TikTok, the widely-used short-video platform owned by ByteDance, is facing a hefty €345 million ($370 million) fine due to its breach of European Union (EU) privacy laws concerning the handling of children’s personal data. The EU’s lead regulatory authority for major tech companies, Ireland’s Data Protection Commissioner (DPC), announced this penalty. The privacy violations took place from July 31, 2020, to December 31, 2020.
This marks the first instance of TikTok receiving such a stern reprimand from the DPC, which holds this influential role in the EU because many top tech companies have their regional headquarters in Ireland.
Among the infractions cited by the DPC was TikTok’s default setting in 2020, which made accounts of users under 16 “public” by default. Furthermore, TikTok did not adequately verify whether a user was genuinely the parent or guardian of a child user when using the “family pairing” feature.

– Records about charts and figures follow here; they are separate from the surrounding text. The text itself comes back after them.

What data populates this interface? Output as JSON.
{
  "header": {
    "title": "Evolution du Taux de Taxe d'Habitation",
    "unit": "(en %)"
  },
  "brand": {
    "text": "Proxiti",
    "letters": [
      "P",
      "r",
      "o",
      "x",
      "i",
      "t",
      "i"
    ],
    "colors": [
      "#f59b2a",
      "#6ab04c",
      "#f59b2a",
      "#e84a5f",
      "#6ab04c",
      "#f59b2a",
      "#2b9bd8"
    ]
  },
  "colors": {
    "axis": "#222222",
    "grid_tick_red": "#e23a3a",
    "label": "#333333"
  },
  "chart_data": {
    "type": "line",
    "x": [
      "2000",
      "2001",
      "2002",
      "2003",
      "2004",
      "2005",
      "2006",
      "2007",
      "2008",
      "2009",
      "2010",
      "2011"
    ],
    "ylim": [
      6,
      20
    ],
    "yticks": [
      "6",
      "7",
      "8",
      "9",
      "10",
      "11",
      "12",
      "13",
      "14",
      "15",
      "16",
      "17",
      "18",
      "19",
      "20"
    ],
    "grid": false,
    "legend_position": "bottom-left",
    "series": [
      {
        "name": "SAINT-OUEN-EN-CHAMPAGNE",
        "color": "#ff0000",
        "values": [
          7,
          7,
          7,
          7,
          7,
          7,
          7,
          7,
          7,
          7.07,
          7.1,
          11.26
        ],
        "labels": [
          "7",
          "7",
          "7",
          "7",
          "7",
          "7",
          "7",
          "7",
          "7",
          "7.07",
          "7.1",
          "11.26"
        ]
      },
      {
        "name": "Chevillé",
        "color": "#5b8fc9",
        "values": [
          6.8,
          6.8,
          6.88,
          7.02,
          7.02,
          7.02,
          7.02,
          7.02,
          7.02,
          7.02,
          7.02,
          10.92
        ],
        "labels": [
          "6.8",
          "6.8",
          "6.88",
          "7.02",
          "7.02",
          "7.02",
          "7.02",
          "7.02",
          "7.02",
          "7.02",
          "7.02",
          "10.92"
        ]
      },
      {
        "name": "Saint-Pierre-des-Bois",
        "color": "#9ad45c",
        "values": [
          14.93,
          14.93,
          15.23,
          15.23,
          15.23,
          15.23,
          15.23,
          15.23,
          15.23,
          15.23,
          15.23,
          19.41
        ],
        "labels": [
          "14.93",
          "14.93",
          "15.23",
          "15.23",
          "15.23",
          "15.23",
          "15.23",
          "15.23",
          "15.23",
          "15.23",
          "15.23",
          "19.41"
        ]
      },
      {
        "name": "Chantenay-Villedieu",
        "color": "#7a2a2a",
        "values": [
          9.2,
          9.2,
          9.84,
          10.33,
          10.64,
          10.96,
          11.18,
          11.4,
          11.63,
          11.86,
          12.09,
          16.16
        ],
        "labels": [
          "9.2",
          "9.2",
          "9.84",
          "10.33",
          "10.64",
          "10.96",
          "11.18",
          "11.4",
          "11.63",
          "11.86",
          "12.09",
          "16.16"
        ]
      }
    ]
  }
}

TikTok did take steps to address some of these concerns. For example, in January 2021, the platform changed the default setting for all users under 16 to “private.” Additionally, in March 2023, the company announced that it’ll soon set a 60-minute daily screen time limit for underage users.

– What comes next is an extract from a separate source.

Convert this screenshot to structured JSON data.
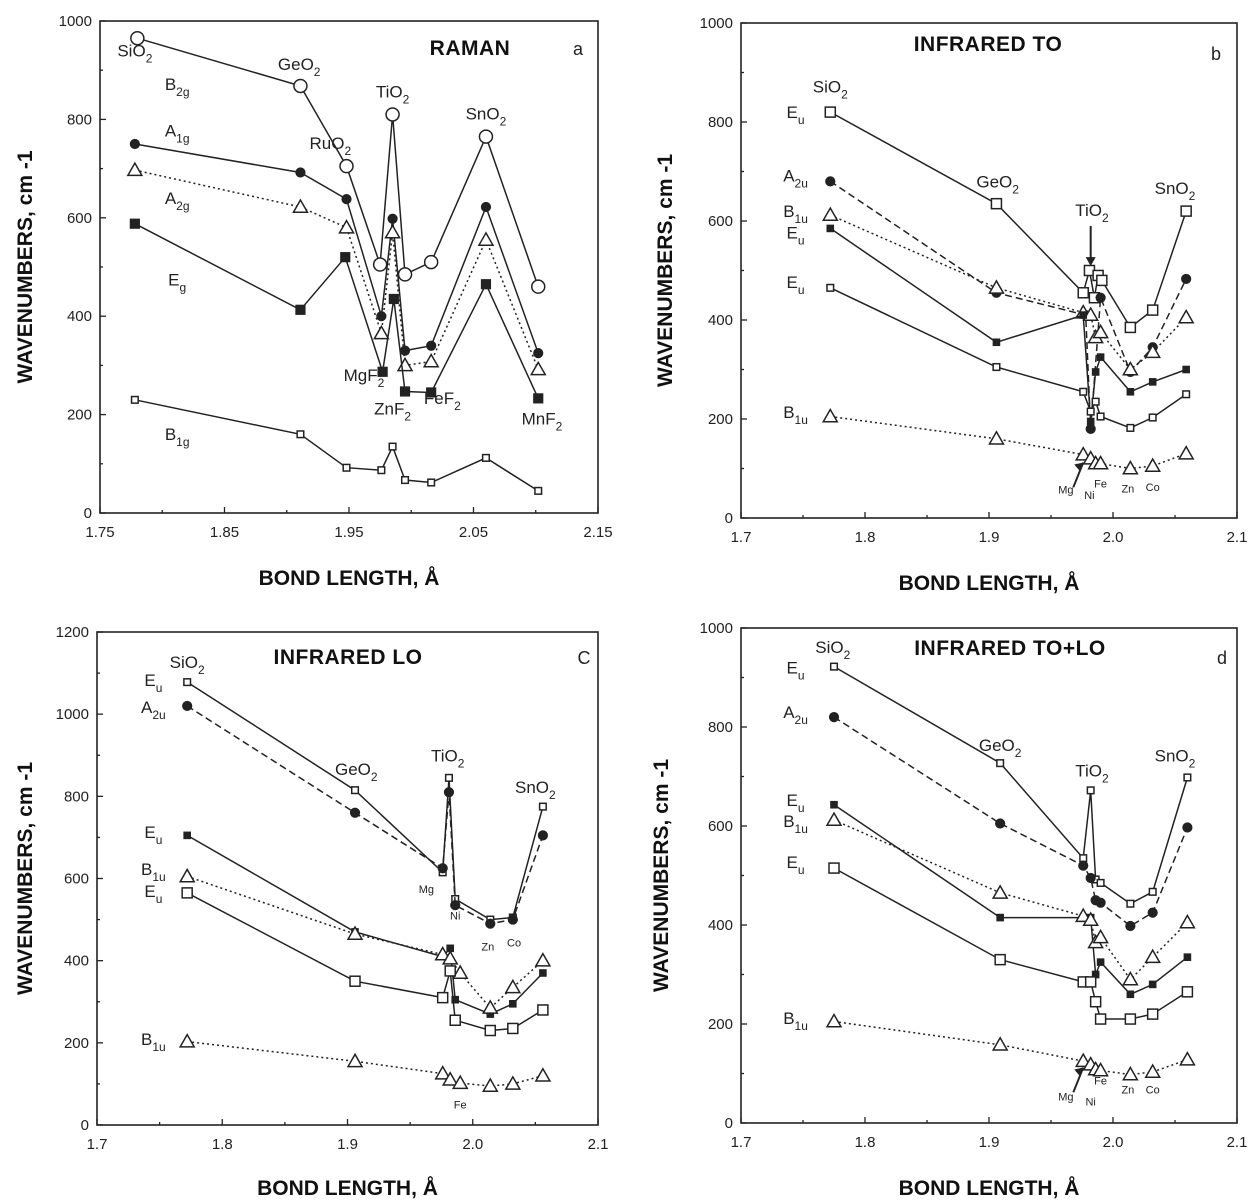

In response to the fine, TikTok expressed its disagreement with the decision, particularly regarding the size of the penalty. The company argued that most of the criticisms had already been addressed with measures implemented before the DPC initiated its investigation in September 2021.
TikTok now has a three-month window to bring all of its data processing practices into compliance wherever violations were identified.
This is not the first for TikTok to face fines due to children data breaches. In April, the Information Commissioner’s Office of the UK announced that it has issued a fine of £12.7 million ($15.8M) to TikTok due to several violations of the country’s data protection law, such as misusing children’s data.